Prescot has been struggling in recent decades with the decline of industries including mining and toolmaking. Yet as momentum swung behind the plans for the Shakespeare North Playhouse, businesses started to move into the town.

Gary Usher, a chef with a string of crowdfunded bistros across the north west, admitted he took a gamble on Prescot. In 2018 he opened his restaurant Pinion in a former betting shop in the town centre, and a television documentary called The Rebel Chef followed its ups and downs, as locals described their area as “tired”.

Usher is now looking forward to the launch of the Shakespeare North Playhouse. “The energy around the theatre is massive,” he said. “It feels like people are counting on it as the saviour of the area. I feel like that — we’re waiting for it.”

Gary Usher
Gary Usher: “The energy around the theatre is massive.” © Gary Usher

Usher is not the only chef taking a punt on Prescot. Harry Marquart, a Liverpool restaurateur, looked around the town with his business partners four years ago.
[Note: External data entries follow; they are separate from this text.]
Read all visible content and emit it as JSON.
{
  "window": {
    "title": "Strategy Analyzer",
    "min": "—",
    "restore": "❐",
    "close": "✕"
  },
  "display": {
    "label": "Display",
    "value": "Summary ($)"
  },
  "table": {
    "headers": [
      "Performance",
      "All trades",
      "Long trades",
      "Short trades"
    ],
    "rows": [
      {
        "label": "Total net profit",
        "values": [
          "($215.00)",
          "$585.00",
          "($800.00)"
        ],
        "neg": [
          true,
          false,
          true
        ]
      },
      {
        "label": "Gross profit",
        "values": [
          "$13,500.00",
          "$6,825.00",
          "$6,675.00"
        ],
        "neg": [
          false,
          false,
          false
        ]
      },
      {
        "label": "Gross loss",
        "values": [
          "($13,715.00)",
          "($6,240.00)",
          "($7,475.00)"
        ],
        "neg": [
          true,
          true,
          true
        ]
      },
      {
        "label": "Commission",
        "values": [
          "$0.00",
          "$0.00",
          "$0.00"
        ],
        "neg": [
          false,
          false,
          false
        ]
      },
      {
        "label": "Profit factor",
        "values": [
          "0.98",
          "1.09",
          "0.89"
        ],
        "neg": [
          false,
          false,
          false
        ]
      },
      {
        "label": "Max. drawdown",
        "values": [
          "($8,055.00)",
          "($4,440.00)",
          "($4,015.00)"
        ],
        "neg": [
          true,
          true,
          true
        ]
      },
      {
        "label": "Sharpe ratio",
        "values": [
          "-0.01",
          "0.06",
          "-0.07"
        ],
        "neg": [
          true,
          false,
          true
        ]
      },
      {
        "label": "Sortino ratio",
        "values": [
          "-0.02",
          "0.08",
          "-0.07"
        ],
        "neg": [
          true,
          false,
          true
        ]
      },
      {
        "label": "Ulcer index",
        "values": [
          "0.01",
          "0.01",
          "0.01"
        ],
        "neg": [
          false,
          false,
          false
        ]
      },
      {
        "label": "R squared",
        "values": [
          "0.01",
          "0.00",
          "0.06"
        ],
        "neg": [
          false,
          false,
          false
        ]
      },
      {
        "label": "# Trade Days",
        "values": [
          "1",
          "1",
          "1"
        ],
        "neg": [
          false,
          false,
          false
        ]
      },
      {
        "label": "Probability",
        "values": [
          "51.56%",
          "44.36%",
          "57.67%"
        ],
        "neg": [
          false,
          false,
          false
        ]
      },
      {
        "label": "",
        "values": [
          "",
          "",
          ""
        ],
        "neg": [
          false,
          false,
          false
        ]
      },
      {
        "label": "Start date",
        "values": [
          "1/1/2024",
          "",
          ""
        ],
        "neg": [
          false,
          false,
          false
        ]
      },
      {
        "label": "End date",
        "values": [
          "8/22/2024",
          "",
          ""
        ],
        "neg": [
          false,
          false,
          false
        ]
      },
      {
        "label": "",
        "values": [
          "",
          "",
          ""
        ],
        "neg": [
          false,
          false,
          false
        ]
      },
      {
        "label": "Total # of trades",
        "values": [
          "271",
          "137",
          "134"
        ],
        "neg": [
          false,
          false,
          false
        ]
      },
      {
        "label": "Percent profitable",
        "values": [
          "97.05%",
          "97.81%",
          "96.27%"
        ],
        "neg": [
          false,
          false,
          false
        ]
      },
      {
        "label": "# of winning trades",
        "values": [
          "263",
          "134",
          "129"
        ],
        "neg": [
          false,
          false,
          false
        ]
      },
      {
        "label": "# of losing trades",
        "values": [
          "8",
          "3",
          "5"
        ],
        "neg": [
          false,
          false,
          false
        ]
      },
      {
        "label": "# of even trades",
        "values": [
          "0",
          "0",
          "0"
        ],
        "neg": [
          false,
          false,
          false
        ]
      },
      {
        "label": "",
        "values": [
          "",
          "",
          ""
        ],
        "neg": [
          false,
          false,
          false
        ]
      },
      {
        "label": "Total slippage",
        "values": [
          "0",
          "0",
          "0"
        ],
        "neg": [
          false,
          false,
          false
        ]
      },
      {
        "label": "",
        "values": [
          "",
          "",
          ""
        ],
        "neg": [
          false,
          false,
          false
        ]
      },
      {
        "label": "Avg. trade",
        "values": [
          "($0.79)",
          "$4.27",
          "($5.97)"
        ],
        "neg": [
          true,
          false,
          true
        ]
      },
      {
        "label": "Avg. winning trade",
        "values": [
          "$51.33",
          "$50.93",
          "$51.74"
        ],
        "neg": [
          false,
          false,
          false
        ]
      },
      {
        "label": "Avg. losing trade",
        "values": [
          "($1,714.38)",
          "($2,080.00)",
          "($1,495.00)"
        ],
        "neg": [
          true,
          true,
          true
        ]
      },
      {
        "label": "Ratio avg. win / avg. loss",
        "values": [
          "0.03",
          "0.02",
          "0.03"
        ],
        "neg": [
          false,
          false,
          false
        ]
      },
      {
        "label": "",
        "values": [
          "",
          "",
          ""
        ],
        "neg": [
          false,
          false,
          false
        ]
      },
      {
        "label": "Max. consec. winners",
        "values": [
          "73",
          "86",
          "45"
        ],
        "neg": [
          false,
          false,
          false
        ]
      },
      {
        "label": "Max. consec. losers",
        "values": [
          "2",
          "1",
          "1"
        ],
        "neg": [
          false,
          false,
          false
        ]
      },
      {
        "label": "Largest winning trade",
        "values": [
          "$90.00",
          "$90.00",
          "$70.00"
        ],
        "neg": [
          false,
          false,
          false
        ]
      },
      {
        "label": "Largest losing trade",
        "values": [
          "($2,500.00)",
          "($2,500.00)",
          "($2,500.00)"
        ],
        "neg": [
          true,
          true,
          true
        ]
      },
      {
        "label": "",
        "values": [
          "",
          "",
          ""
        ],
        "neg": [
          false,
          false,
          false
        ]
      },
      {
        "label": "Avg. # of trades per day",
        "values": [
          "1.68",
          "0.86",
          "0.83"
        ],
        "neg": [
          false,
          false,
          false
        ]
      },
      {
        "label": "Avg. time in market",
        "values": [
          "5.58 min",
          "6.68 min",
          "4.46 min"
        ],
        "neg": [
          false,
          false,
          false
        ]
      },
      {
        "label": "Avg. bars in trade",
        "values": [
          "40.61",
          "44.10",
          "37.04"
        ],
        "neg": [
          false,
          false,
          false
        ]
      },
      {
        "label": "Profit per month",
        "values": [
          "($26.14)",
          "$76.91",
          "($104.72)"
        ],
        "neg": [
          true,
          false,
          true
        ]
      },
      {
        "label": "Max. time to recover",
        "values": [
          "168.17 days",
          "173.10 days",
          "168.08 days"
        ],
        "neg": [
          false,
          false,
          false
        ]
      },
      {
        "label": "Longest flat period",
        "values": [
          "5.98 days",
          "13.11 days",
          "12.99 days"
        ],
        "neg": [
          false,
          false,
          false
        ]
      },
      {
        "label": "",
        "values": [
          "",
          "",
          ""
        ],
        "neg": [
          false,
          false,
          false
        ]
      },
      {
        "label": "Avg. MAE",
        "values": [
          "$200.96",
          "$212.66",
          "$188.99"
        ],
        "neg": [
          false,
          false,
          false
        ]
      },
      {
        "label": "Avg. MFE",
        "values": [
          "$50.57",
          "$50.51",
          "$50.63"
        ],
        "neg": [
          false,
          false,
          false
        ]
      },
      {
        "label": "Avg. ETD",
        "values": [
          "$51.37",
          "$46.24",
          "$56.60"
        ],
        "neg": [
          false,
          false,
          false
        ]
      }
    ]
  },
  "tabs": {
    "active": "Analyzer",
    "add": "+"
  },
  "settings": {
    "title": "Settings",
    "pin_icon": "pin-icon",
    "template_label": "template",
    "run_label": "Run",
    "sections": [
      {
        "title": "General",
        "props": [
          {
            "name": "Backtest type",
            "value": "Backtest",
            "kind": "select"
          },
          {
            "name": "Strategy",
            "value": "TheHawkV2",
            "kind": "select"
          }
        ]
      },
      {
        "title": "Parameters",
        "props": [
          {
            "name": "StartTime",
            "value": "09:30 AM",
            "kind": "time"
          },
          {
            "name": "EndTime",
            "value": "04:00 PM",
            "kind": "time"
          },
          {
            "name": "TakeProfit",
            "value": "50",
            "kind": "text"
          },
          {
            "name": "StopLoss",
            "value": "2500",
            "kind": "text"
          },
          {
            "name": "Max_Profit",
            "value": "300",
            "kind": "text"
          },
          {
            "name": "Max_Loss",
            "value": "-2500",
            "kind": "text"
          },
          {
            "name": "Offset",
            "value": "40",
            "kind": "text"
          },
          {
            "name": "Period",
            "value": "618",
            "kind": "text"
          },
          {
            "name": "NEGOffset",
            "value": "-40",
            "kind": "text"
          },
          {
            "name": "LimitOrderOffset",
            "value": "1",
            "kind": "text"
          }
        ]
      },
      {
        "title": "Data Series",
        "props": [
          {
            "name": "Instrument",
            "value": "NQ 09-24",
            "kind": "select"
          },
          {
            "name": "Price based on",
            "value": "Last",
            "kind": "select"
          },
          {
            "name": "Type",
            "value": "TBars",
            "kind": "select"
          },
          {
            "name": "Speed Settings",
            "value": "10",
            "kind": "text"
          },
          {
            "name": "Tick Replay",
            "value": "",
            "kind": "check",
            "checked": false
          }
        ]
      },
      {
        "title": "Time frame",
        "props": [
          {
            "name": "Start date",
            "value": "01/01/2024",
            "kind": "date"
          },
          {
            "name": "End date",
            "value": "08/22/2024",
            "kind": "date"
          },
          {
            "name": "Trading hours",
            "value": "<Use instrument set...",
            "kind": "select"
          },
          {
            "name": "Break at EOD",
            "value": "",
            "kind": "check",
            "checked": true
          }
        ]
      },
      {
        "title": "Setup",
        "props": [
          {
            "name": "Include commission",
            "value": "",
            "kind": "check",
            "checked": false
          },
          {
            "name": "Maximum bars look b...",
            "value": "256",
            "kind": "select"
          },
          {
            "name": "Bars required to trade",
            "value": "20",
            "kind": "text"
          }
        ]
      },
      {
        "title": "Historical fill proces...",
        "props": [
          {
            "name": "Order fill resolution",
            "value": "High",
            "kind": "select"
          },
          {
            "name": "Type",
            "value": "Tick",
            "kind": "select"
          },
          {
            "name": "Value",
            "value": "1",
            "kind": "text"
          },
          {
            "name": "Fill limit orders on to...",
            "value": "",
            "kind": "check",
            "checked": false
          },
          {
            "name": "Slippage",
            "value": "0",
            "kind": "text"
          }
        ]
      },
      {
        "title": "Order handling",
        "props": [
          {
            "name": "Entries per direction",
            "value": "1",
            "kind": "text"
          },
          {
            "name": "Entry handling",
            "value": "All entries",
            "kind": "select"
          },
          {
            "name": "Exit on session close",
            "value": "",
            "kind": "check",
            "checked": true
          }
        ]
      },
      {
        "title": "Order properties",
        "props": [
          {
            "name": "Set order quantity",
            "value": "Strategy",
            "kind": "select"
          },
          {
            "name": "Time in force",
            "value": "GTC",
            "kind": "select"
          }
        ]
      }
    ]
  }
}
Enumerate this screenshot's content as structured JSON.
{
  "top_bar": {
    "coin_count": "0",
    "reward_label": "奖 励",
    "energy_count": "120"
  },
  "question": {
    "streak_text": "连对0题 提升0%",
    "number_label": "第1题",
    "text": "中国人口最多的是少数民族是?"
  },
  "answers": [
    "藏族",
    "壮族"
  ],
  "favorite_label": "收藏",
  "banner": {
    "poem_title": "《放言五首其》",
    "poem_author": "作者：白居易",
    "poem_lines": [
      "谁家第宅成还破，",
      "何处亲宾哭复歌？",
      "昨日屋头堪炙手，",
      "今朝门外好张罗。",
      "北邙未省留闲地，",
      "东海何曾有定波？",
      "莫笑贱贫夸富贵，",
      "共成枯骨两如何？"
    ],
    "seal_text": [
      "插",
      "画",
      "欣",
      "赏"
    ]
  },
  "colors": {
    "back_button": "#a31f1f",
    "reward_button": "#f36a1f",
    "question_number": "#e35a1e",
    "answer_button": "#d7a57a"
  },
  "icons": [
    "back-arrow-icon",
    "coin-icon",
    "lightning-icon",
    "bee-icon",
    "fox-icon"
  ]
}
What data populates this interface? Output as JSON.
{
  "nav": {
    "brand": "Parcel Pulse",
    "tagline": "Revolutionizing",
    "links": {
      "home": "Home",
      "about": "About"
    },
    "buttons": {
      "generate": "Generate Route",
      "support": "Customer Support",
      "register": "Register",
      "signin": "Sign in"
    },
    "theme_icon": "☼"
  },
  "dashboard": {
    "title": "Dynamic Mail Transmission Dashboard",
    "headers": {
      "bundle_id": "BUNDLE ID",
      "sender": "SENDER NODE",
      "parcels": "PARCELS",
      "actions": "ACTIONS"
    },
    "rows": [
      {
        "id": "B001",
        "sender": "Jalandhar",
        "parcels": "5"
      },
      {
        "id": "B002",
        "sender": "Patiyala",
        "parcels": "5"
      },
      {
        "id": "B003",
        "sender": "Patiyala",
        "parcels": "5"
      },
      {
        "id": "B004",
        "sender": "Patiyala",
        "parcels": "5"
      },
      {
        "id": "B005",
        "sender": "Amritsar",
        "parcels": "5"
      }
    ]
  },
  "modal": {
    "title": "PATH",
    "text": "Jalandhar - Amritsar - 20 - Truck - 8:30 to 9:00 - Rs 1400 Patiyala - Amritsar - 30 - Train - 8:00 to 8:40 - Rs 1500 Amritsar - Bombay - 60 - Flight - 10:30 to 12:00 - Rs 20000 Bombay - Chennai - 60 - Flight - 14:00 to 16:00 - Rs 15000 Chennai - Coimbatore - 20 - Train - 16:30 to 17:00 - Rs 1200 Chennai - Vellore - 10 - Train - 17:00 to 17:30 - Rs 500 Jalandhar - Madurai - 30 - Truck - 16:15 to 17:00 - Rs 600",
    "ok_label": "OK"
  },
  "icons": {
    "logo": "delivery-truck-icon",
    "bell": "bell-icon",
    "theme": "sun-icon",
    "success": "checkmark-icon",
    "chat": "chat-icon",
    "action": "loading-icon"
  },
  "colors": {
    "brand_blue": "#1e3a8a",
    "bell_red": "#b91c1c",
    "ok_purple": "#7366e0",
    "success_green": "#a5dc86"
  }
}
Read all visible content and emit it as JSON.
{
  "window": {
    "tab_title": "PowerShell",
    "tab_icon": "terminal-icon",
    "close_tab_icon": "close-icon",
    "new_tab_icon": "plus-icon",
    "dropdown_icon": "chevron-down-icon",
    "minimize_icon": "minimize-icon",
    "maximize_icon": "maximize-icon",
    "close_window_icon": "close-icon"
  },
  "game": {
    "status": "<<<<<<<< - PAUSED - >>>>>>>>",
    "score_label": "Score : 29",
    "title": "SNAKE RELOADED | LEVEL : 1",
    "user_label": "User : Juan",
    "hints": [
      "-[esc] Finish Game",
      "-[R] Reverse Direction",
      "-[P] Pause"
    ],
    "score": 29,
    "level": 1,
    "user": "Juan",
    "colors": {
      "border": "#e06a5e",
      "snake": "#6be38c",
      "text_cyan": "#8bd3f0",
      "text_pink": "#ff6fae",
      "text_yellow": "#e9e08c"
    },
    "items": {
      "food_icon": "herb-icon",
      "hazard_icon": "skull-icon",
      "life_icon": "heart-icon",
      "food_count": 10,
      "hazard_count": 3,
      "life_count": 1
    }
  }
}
The new theatre was a “massive factor” in their decision to open the Shakespeare-inspired The Lord Strange pub in 2019, he said.

“The more you read about the history of Prescot, the more interesting it becomes,” added Marquart. “I didn’t know much about the theatre at the time and the more I read about it, the grandeur of it really stood out.” 

Knowsley council has put more than £12mn into the Shakespeare North Playhouse, alongside funding from Liverpool City Region, the authority that brings together six local councils, and national arts bodies. Knowsley has estimated the venue will attract more than 100,000 visitors from across the UK and overseas each year, and boost the local economy by £5mn annually.

Harry Marquart
Harry Marquart: “I didn’t know much about the theatre at the time and the more I read about it, the grandeur of it really stood out.”  © Jane MacNeil/FT

“There certainly has been a ‘Shakespeare effect’ in Prescot,” said Tony Brennan, the council’s cabinet member for regeneration and economic development.

“Before construction of the Shakespeare North Playhouse had started, new restaurants and bars opened in the town in anticipation of the new visitors that would be heading to the theatre. That had a really positive ripple effect.” 

Prescot has had a poor pandemic by national standards, according to Financial Times analysis of consumer spending data. The latest figures, for April, show in-person spending just 10 per cent above where it was three years earlier.

But Nicola Harrington, of Manchester-based real estate agency Sixteen, said she has been “inundated” with inquiries about commercial property lets in Prescot in recent months — with “a lot of little independent businesses wanting to rent”. 

“The Shakespeare theatre will be a real catalyst . . . It seems to me like it’s a town on the up, which is positive, because you hear so much doom and gloom,” she added.

The Shakespeare North Playhouse opens with a weekend of free celebrations, and visitors will be able to tour its 470-seat auditorium, which is based on the 1629 cockpit-in-court theatre in London.

Lewis said it was “critical” the new venue was as much about the “hyper local”, appealing to people in Prescot, as well as the international audience it also hopes to attract.

“You get the sense Shakespeare North belongs to the people of Prescot and the people of Liverpool,” she added.